Autre raison de ce mouvement de protestations, déclare à ALM Mohamed Lechgar, un ancien disparu et acteur actif de la société civile à Al Hoceïma, «le choix même des témoins et que d’aucuns ont jugé discriminatoire. Sans parler de la liberté que ces témoins devaient avoir à citer des noms». L’insatisfaction qui a régné avant, pendant et après les auditions d’Al Hoceïma, tient aussi au « devoir qu’avait l’IER de recouper les informations liées aux événements des années 1958-1959 auprès, non pas des témoins, mais des archives de l’Etat ».
Disant partager le fond de ces revendications, sans pour autant être d’accord sur l’ampleur qu’a prise la forme avec laquelle elles ont été scandées, le militant dit également que la réponse à apporter à ces demandes dépasse les attributions de l’IER.
Cité par l’agence AP, Driss El Yazami, membre de l’IER et secrétaire général de la Fédération internationale des droits de l’Homme (FIDH), met les événements du mardi sur le compte de « l’apprentissage difficile de la démocratie». «Ces auditions sont particulières car, en plus des témoignages des violences subies, elles visent à réintégrer les populations rifaines dans la communauté nationale marocaine», a-t-il ajouté. L’objectif recherché donc n’est autre que la réconciliation. Les auditions d’Al Hoceïma, auront-elles permis un début de réconciliation ? C’était plutôt l’occasion pour les représentants de la société civile de dire ce dont la région a besoin pour être intégrée à la marche du pays.

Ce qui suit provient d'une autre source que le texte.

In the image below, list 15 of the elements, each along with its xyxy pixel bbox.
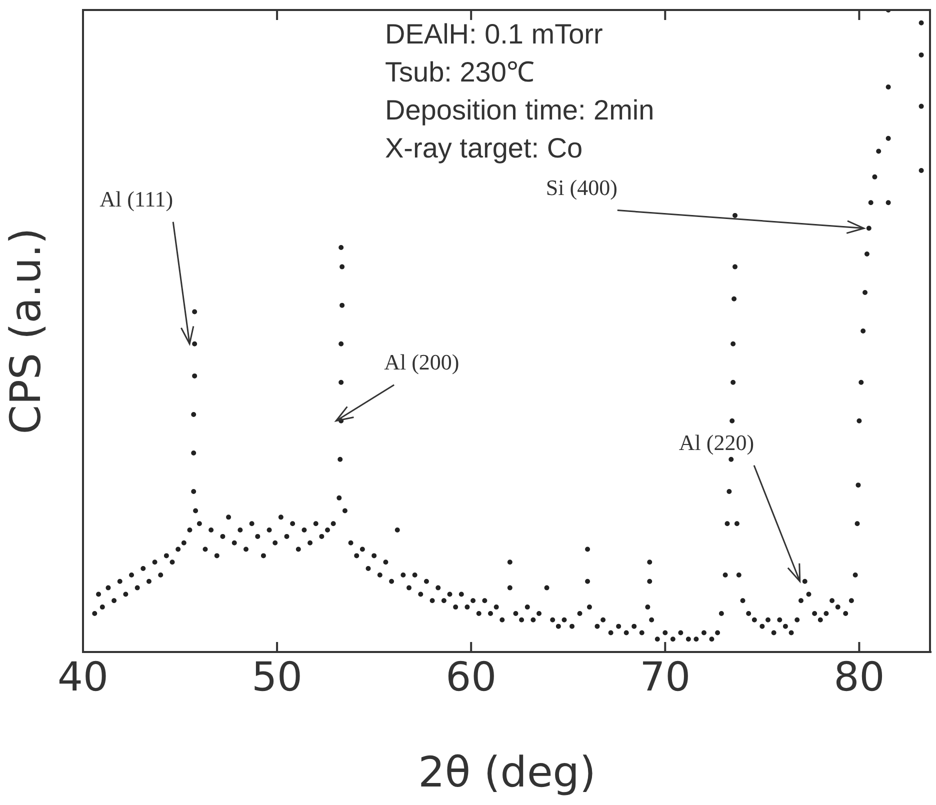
- annotation: Si (400): [546, 175, 618, 200]
- annotation: X-ray target: Co: [385, 132, 583, 164]
- annotation: Al (200): [384, 350, 460, 375]
- x-tick-label: 40: [58, 654, 108, 700]
- annotation: DEAlH: 0.1 mTorr: [385, 18, 603, 50]
- x-tick-label: 80: [834, 654, 885, 700]
- x-tick-label: 60: [446, 654, 497, 700]
- annotation: Al (220): [678, 430, 754, 456]
- annotation: Al (111): [100, 186, 174, 212]
- y-axis-title: CPS (a.u.): [1, 228, 50, 434]
- annotation: Tsub: 230℃: [385, 56, 534, 88]
- x-tick-label: 50: [252, 654, 303, 700]
- x-tick-label: 70: [640, 654, 691, 700]
- annotation: Deposition time: 2min: [385, 94, 654, 126]
- x-axis-title: 2θ (deg): [418, 748, 596, 797]
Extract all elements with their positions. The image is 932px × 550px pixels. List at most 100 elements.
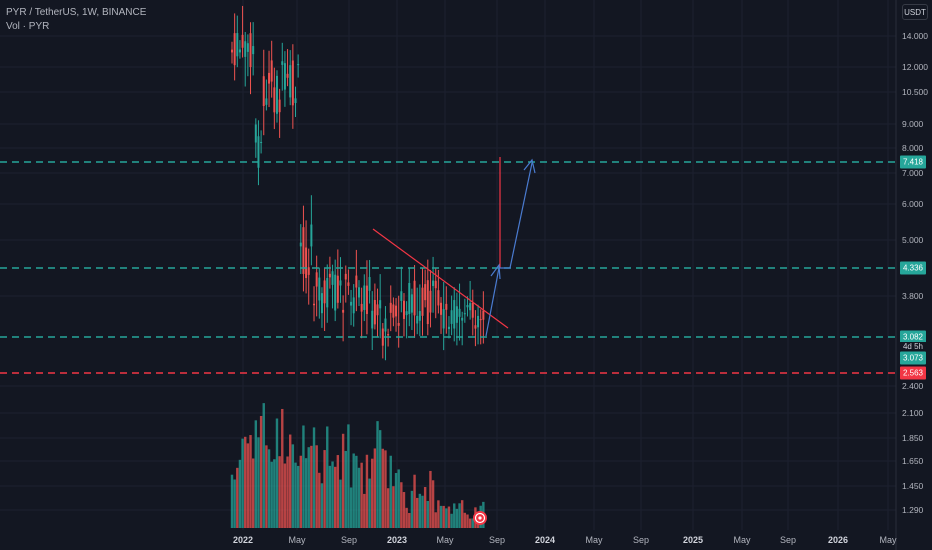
candle-body	[381, 328, 384, 346]
volume-bar	[328, 465, 332, 528]
candle-body	[363, 285, 366, 310]
candle-body	[326, 278, 329, 308]
time-tick-label: 2023	[386, 535, 408, 545]
volume-bar	[270, 461, 273, 528]
candle-body	[241, 34, 244, 48]
volume-bar	[347, 424, 350, 528]
price-badge-countdown: 4d 5h	[900, 342, 926, 352]
price-tick-label: 1.290	[902, 505, 924, 515]
projection-arrow-path[interactable]	[485, 162, 533, 337]
candle-body	[376, 304, 379, 316]
symbol-title[interactable]: PYR / TetherUS, 1W, BINANCE	[6, 7, 147, 18]
volume-bar	[357, 467, 361, 528]
candle-body	[331, 271, 334, 285]
candle-body	[289, 65, 292, 98]
candle-body	[299, 242, 302, 247]
candle-body	[405, 311, 408, 316]
volume-bar	[445, 508, 448, 528]
projection-arrow-head-2	[523, 158, 536, 174]
volume-bar	[389, 455, 392, 528]
volume-bar	[421, 495, 424, 528]
candle-body	[389, 302, 392, 313]
candle-body	[260, 141, 263, 143]
candle-body	[275, 75, 278, 114]
candle-body	[416, 315, 419, 324]
volume-bar	[429, 470, 432, 528]
candle-body	[410, 294, 413, 313]
volume-bar	[241, 438, 244, 528]
volume-bar	[312, 427, 316, 528]
candle-body	[270, 60, 273, 82]
price-tick-label: 14.000	[902, 31, 928, 41]
candle-body	[479, 319, 482, 321]
volume-bar	[259, 415, 263, 528]
candle-body	[294, 98, 297, 104]
volume-bar	[254, 420, 258, 528]
volume-bar	[236, 467, 239, 528]
volume-bar	[294, 462, 297, 528]
candle-body	[254, 124, 257, 143]
candle-body	[442, 309, 445, 329]
candle-body	[307, 267, 310, 275]
currency-button[interactable]: USDT	[902, 4, 928, 20]
volume-bar	[333, 466, 337, 528]
volume-bar	[426, 500, 429, 528]
descending-trendline[interactable]	[372, 228, 509, 329]
price-tick-label: 1.650	[902, 456, 924, 466]
candle-body	[268, 72, 271, 84]
volume-bar	[283, 463, 287, 528]
volume-bar	[453, 503, 456, 528]
candle-body	[379, 300, 382, 309]
chart-drawings[interactable]	[0, 157, 896, 374]
volume-bar	[381, 448, 385, 528]
price-tick-label: 6.000	[902, 199, 924, 209]
price-badge-stop: 2.563	[900, 366, 926, 380]
price-tick-label: 12.000	[902, 62, 928, 72]
candle-body	[252, 46, 255, 55]
candle-body	[453, 300, 456, 329]
time-tick-label: May	[585, 535, 603, 545]
volume-bar	[413, 474, 416, 528]
volume-legend[interactable]: Vol · PYR	[6, 21, 50, 32]
candle-body	[286, 73, 289, 78]
volume-bar	[339, 479, 342, 528]
candle-body	[458, 308, 461, 317]
price-tick-label: 5.000	[902, 235, 924, 245]
volume-bar	[281, 408, 284, 528]
candle-body	[355, 275, 358, 288]
volume-bar	[304, 458, 308, 528]
volume-bar	[455, 508, 459, 528]
candle-body	[233, 33, 236, 66]
candle-body	[305, 247, 308, 279]
candle-body	[373, 300, 376, 325]
candle-body	[352, 297, 355, 314]
price-badge-breakout: 4.336	[900, 261, 926, 275]
candle-body	[244, 41, 247, 57]
volume-bars	[230, 403, 485, 528]
chart-legend: PYR / TetherUS, 1W, BINANCE Vol · PYR	[6, 6, 146, 34]
volume-bar	[431, 480, 435, 528]
candle-body	[360, 303, 363, 312]
candle-body	[440, 302, 443, 315]
volume-bar	[246, 443, 250, 528]
volume-bar	[402, 492, 406, 528]
candle-body	[297, 64, 300, 66]
volume-bar	[352, 453, 355, 528]
time-tick-label: 2022	[232, 535, 254, 545]
volume-bar	[437, 500, 440, 528]
volume-bar	[326, 426, 329, 528]
candle-body	[400, 291, 403, 301]
volume-bar	[450, 513, 453, 528]
candle-body	[371, 310, 374, 329]
volume-bar	[331, 461, 334, 528]
candle-body	[365, 285, 368, 314]
candle-body	[426, 280, 429, 325]
chart-settings-icon[interactable]	[473, 511, 487, 525]
candle-body	[273, 87, 276, 113]
candle-body	[413, 280, 416, 316]
volume-bar	[373, 448, 377, 528]
volume-bar	[267, 449, 271, 528]
candle-body	[368, 277, 371, 291]
price-tick-label: 8.000	[902, 143, 924, 153]
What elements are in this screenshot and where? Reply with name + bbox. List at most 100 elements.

Sans oublier qu’elles ont permis une catharsis collective. Elle aura aussi démontré que la société civile n’est pas suffisamment mûre pour faire office d’interlocuteur vis-à-vis des pouvoirs publics. Mais au delà des auditions en question, « ce dont la région du Rif a besoin désormais, c’est d’une régionalisation démocratique, qui ne se limite pas à la répartition du territoire, mais qui ait une existence réelle», insiste M. Lechgar. Une existence qui respecte aussi bien les spécificités culturelles et historiques de la région que la nécessaire solidarité, notamment économique, entre les différentes régions du pays. La réconciliation passe également par là.